Latka learned this the hard way. His advisor had plenty of ideas for his portfolio. Seemingly every time they met, she had a new place for Latka to move his money — Internet funds, foreign-stock funds, oil and gas funds, you name it.

It was only much later that Ed learned that how he was paying his advisor and her glut of ideas were intimately linked. For a broker or advisor who's paid by commissions, every time a stock, option, fund, insurance product, or other asset is bought or sold in your account, it probably means income for your triggerman (or woman).

I asked one key question of all the brokers, advisors, clients, academics, and regulators I interviewed: "Does the commission model ever work out for the client?"

Josh Brown, a financial advisor, blogger, and author of the scathing new book Backstage Wall Street, responded bluntly: "No.
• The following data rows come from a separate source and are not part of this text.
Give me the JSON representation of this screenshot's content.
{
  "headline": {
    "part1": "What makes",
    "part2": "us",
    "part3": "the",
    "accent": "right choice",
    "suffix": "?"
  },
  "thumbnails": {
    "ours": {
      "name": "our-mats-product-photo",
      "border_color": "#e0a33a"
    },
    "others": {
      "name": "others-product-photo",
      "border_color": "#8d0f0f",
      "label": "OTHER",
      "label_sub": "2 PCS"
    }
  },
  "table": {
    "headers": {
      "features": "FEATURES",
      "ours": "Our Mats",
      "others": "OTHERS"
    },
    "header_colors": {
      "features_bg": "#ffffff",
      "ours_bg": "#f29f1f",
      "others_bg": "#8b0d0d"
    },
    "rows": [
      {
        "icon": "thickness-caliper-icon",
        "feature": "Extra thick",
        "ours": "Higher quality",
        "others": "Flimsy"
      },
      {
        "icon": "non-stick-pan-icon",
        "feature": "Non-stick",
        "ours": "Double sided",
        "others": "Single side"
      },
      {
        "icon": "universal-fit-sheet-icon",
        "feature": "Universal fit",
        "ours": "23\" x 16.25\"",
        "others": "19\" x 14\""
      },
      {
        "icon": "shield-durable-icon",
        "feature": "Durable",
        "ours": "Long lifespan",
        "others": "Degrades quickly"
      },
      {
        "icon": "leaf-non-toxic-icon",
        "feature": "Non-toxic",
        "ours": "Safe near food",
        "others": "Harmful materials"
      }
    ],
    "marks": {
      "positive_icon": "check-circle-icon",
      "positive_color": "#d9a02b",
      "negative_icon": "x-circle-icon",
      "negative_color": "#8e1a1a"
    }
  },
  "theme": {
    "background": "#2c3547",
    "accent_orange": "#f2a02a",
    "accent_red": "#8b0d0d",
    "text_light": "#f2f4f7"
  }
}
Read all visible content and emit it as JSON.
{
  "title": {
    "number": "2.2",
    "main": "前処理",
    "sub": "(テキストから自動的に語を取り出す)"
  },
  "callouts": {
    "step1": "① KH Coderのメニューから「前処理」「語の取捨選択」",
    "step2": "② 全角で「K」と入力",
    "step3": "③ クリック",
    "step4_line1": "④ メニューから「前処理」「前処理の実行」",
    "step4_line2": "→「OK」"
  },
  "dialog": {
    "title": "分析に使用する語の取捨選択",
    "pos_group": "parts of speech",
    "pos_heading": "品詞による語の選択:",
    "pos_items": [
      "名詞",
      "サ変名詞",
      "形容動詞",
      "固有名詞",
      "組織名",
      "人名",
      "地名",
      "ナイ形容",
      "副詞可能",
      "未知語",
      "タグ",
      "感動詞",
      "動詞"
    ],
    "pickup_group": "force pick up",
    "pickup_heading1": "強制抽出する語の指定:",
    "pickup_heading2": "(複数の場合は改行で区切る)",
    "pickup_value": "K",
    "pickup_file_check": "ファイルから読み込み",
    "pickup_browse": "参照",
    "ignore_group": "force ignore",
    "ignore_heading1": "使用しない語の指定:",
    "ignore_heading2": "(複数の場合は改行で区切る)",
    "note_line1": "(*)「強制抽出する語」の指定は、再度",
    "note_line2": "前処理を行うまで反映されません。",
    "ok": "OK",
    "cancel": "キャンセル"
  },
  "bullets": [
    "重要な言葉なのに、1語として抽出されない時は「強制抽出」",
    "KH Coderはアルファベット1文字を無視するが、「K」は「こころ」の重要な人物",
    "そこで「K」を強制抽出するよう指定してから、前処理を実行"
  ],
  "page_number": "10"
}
No qualifiers."

The closest to an affirmative response were a few mumbled replies about how a commission up-front can be advantageous if the client only trades rarely (as if a broker would let a client get away with that).

In Backstage Wall Street, Brown rips into the model further: "If you sat down with a team of economists, engineers, psychologists, and business ethics professors, you simply couldn't create a worse structure, no matter how hard you tried."

Why is this model so terrible? For one, the fees tend to be egregious. Many broker-sold funds include front-end fees of as much as 5.75%. With fees like that, trading even a single time per year can seriously hobble a retirement portfolio. Looking back at the past 20 years, a low-cost S&P 500 index fund would have turned an initial US$100,000 investment into more than US$300,000. But if you paid a 5.75% load once every year, you would've ended up with just US$88,000 — turning what should've been a big gain into a loss.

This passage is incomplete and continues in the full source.